C'est que l'objet de cette quête s'élargit peu à peu, sans pour autant lui échapper. Au-delà de sa famille, c'est tout un monde qu'il ressuscite, celui des paysans qui ont fait la France et qui l'ont reconstruite, qui sont allés chercher leurs morts parce qu'on doit dormir chez soi, qui sont restés à leur poste, qui ont duré, sans se plaindre, sans se vanter, qui ont fait leur devoir sans se poser de questions, sans regarder en arrière, dans un monde qui change, où on rebâtit mais où des villages sont noyés par des barrages, où on réindustrialise mais où les écoles ferment, où on replante de la vigne mais où l'artisanat de l'horlogerie française est morte… Et à ce monde enraciné, où les trains marchent même en pleine débâcle, grâce aux cheminots anonymes, on trouve les hommes politiques, dont le temps est l'éphémère et qui se débandent au premier choc. Au bout de la route, c'est le paysan qui l'emporte et l'homme politique devient un simple casse-noix posé sur une étagère, ou une photo jaunie sur un mur…

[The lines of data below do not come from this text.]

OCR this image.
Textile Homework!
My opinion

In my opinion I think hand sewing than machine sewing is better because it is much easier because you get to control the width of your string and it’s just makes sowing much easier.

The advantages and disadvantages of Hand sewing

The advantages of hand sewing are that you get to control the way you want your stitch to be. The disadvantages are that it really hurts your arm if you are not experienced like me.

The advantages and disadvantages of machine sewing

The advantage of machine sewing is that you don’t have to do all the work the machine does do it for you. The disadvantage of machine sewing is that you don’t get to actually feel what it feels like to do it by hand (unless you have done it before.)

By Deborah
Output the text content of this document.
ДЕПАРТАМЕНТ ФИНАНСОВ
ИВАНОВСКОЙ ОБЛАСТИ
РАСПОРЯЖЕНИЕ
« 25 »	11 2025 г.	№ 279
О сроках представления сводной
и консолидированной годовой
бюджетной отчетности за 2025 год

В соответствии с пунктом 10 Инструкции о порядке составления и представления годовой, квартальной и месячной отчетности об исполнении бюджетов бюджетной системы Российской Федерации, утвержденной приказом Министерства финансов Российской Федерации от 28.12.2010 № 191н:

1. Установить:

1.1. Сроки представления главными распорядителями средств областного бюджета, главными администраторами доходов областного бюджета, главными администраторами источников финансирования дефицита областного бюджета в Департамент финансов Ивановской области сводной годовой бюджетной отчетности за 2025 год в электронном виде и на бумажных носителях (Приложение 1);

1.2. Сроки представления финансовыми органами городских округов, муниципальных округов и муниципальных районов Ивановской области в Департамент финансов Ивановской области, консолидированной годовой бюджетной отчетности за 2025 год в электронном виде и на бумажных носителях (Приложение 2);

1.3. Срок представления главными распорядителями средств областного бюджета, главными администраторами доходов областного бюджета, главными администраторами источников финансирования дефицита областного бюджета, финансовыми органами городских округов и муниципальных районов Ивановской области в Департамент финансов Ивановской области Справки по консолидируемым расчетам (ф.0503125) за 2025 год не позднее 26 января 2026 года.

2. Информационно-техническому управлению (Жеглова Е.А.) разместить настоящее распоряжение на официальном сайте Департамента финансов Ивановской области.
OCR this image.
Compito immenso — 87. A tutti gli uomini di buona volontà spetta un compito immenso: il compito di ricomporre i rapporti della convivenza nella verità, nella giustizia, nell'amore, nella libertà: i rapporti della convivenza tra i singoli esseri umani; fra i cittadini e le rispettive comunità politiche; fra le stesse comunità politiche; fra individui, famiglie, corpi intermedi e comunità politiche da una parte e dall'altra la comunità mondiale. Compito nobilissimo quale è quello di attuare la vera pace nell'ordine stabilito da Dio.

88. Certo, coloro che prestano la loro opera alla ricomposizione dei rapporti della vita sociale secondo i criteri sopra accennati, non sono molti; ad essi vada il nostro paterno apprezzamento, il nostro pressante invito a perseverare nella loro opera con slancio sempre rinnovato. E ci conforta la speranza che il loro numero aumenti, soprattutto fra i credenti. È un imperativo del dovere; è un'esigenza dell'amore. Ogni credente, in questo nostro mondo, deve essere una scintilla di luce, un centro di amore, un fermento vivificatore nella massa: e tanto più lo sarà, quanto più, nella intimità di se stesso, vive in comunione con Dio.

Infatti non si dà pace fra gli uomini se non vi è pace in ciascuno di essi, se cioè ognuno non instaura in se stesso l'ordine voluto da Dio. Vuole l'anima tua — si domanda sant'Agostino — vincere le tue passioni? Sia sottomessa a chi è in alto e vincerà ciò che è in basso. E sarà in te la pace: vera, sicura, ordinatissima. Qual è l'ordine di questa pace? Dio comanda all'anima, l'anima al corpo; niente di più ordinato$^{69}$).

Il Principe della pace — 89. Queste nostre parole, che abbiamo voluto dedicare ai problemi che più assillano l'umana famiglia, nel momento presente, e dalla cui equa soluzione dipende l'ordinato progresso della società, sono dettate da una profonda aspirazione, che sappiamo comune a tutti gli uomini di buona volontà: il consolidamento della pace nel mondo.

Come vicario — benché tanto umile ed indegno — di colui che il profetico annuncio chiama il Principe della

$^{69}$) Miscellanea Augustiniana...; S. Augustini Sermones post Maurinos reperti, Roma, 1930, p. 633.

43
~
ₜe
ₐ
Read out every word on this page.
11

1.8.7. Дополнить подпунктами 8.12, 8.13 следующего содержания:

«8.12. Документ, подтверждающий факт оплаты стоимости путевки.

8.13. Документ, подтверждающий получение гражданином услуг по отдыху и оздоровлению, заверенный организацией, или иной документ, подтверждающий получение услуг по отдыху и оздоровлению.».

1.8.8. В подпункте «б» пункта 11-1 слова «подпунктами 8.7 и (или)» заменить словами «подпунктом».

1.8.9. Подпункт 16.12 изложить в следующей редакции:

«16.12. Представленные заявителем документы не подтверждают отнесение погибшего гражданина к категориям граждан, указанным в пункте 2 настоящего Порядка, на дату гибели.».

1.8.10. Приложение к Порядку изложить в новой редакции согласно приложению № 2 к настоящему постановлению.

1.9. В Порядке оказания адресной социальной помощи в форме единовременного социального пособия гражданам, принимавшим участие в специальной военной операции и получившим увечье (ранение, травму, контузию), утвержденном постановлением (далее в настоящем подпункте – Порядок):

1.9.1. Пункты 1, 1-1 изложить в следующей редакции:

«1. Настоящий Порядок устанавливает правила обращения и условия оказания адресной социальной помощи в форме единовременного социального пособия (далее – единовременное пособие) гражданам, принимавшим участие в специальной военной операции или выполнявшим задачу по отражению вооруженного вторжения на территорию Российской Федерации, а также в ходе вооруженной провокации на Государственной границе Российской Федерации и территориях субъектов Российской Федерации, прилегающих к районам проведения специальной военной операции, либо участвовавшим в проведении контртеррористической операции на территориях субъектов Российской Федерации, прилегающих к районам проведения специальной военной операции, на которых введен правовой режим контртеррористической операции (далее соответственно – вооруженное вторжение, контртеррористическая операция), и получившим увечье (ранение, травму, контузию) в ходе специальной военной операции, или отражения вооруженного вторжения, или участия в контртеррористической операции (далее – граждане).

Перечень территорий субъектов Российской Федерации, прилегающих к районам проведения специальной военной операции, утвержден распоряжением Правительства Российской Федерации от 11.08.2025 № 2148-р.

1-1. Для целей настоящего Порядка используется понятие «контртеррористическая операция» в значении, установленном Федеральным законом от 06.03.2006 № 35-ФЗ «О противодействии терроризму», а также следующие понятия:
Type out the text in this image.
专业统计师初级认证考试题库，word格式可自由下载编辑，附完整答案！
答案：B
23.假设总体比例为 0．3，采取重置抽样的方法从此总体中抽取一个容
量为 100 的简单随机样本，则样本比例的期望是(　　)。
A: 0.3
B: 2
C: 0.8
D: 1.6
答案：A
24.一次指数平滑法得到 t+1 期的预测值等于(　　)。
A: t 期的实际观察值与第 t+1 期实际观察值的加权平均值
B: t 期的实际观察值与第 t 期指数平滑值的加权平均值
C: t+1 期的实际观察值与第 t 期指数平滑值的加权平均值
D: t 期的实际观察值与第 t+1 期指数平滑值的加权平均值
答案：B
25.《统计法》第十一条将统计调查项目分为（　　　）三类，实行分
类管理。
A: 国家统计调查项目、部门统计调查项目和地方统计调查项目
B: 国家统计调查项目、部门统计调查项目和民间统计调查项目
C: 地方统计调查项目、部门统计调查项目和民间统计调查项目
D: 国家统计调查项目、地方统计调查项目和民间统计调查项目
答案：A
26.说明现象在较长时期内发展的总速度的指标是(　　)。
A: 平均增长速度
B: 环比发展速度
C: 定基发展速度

Et peu à peu la quête généalogique devient une somme de mémoires, mémoire d'un massacre en 1870, mémoire d'un aïeule et de son sac à main, mémoire d'un geste d'artisan, et Stéphane Emond devient celui qui obéit à la « pietas » antique, celle qui impose de rendre exactement aux ancêtres et aux aînés les devoirs que prescrit la loi la plus sacrée, ce qu'il fait en reprenant d'instinct les rituels dont il est pétri : rituels de deuil pour sonner le glas pour son père, voix pour célébrer l'Argonne, si humble qu'elle n'a même pas eu d'historien à la mesure de l'Histoire qui l'a pourtant labourée. C'est cette même « pietas » qui permet aux objets fragiles qu'on transmet (alliance usée, panier en osier, petite couverture de bébé) de traverser le temps, portées par des mains « pieuses ».
Si cet épisode, qui pourrait être relativement mince devient un « tombeau » en l'honneur d'une France terrienne, c'est parce que Stéphane Emond, sans renier sa décision de ne pas suivre les pas de son père en devenant un homme aux mains blanches, a eu l'impression d'avoir rompu l'alliance testamentaire qui l'unissait à son peuple et ce d'autant plus que, délibérément, il a refusé de « faire son devoir » en se faisant réformer. Il a déserté et il n'en est pas fier. C'est en reprenant le chemin de l'exode qu'il retrouve ses racines, en travaillant rudement sur un chantier avec son père qu'il s'en rapproche, en rendant hommage aux soldats de 1870 qu'il efface sa dérobade militaire. Il peut alors, il peut enfin, sonnant rituellement le glas de son père avec ses trois fils, recréer l'alliance et s'inscrire dans la chaîne de transmission ancestrale.